The cost is $0.67 each when you buy 5, the shipping is more than the part (smile). The problem is, when I go to remove the old bolt, it is tight all the way out. This is a fairly long bolt, threaded all the way, and it did not get loose (finger unscrewing loose) until the very end of the thread. I crawled underneath the car with a 19 mm box end wrench, and wound up getting back out for a ratchet and socket. I was afraid the bolt had been cross threaded, but when I tried my new drain plug, it worked exactly as expected. I was able to run in the new plug / bolt all the way with just my fingers. And it did tighten okay with a wrench at the very end. 

So I removed the new plug / bolt, and re-inserted the old one. Still tight. Can't go in more than about 1/2 turn (180 degrees) before you need a wrench.

There seems to be no damage, so I'm good. But I was just wondering if anyone else had encountered this. Did the dealer use the wrong bolt? Or is it supposed to be tight all the way? Doesn't seem right to me, but I thought I would ask here.


----------



## DasCC (Feb 24, 2009)

what was the reason for a new plug every time?


----------



## ohenry (Aug 25, 2008)

DasCC said:


> what was the reason for a new plug every time?


Hell if I know. I found that information here in the forums.
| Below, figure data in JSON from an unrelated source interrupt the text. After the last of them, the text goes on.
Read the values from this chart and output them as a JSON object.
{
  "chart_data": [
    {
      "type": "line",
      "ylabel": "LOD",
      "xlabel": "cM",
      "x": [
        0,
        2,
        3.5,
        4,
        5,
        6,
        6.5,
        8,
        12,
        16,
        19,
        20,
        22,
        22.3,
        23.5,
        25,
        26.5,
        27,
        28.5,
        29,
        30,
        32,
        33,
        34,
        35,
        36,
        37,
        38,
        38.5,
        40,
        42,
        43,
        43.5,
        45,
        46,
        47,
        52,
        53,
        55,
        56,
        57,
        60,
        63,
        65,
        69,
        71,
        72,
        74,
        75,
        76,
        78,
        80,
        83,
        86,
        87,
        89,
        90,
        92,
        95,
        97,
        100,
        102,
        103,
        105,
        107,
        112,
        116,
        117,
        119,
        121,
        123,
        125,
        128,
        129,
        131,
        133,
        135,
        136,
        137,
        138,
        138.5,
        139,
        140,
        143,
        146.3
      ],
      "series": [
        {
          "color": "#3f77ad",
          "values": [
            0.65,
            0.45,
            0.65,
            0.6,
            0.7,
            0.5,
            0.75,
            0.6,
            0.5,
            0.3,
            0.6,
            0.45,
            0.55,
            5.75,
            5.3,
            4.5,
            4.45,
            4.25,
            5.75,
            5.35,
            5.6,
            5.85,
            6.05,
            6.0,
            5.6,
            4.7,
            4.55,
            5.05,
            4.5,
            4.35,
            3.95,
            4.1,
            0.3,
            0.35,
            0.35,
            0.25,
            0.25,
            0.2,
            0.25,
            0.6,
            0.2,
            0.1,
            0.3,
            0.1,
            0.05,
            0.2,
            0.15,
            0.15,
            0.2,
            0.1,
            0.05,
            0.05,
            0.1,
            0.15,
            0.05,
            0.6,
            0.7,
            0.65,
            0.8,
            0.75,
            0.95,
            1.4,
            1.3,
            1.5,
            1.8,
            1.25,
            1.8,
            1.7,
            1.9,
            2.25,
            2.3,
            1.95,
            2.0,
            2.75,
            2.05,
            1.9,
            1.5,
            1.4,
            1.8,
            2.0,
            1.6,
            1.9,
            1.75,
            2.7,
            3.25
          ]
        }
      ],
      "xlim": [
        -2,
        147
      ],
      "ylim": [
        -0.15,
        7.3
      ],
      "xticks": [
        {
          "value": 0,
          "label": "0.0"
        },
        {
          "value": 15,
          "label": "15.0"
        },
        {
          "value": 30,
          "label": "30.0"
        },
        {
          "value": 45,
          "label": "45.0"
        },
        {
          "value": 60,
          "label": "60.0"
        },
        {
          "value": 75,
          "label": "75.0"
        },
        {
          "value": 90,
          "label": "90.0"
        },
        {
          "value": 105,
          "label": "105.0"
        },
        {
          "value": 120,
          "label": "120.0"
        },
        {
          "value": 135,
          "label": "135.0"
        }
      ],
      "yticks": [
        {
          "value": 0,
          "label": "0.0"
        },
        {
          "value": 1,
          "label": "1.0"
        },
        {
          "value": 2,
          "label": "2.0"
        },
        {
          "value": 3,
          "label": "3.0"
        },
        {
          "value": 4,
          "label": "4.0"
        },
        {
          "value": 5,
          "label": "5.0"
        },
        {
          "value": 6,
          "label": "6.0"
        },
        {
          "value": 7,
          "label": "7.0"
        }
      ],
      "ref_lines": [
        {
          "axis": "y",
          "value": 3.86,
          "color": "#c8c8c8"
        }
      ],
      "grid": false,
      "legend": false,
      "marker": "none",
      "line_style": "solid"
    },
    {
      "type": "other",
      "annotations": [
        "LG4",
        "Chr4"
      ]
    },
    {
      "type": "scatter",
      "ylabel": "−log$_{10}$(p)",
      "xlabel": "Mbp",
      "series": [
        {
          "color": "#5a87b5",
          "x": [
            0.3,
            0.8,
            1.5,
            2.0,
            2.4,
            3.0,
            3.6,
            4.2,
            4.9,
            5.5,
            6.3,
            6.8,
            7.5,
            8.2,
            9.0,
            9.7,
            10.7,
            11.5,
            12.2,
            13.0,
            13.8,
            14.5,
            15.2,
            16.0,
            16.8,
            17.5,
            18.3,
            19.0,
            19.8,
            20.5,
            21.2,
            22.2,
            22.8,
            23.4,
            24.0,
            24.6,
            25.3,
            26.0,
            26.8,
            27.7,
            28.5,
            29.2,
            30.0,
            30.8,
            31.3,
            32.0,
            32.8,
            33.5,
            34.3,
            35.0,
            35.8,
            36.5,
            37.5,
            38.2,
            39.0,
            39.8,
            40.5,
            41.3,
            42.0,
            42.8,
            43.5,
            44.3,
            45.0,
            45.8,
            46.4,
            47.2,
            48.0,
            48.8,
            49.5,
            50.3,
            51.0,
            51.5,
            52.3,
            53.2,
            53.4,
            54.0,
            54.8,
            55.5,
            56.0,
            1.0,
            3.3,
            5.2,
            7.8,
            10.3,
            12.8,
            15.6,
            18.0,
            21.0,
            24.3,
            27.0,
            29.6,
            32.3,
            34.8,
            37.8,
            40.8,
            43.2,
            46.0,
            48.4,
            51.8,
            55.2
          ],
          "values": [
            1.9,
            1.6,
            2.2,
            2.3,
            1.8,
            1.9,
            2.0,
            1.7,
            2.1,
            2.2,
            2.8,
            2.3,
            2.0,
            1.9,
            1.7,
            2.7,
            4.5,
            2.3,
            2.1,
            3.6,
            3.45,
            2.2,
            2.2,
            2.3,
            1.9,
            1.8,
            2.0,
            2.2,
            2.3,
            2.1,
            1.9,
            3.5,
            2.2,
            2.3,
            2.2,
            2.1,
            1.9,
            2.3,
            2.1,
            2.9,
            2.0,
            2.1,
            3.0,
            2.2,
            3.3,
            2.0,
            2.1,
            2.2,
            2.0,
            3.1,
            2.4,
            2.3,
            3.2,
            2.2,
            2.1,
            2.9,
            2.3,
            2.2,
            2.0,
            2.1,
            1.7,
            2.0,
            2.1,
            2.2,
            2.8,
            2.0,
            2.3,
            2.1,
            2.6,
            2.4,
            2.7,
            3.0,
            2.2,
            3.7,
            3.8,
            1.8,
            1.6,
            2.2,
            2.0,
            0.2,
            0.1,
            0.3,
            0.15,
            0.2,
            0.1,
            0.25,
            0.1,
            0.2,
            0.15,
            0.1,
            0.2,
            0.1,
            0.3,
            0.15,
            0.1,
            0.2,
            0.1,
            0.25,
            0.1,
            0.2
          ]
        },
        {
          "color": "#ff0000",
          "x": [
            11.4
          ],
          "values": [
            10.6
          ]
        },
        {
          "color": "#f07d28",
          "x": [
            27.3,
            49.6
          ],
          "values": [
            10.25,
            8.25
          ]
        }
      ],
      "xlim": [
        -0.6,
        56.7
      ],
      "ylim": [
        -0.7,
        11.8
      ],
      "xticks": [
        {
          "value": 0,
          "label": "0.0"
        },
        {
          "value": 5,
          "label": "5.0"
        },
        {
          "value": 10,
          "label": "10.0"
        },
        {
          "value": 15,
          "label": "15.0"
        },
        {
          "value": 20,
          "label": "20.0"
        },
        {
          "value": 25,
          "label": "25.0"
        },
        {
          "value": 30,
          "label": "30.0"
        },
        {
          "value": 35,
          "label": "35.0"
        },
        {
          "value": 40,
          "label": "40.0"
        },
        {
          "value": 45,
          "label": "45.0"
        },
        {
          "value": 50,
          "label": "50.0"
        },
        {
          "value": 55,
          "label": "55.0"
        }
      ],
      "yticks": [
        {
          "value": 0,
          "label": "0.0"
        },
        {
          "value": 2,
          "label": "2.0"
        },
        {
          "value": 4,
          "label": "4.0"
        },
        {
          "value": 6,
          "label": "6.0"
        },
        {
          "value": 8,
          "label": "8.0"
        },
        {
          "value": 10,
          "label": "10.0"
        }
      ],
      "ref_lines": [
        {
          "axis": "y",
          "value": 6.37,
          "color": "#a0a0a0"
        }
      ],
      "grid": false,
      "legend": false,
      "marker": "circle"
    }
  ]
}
You would probably need to ask VoA (Volkswagen of America).


----------



## Gigitt (May 26, 2004)

DasCC said:


> what was the reason for a new plug every time?


VW decided that the Crush washer should be smaller then the treads of the drain plug... so you cannot replace crush washers! :banghead:

Means you have to buy the Drain plug and washer as a whole unit.

Or just buy a Fumoto Oil Drain valve


----------



## DasCC (Feb 24, 2009)

Gigitt said:


> VW decided that the Crush washer should be smaller then the treads of the drain plug... so you cannot replace crush washers! :banghead:
> 
> Means you have to buy the Drain plug and washer as a whole unit.
> 
> *Or just buy a Fumoto Oil Drain valve*


I've been looking for something like that. works good for you?


----------



## Gigitt (May 26, 2004)

DasCC said:


> I've been looking for something like that. works good for you?


Yep
you might need to get the extension as well if the sump plug is recessed - you cannot install Fumoto valve without it if it is recessed.


----------



## Elcroato (May 21, 2002)

I have the CCTA and I've encountered the same issue as you. I had the dealer service the car some time ago and when I changed my oil myself the plug was unusually tight, just as you describe. It didn't appear to be cross threaded despite this. I reused it and it went in just as tight.


----------



## phdgti (Jul 12, 2010)

It usually is tight I work at vw


----------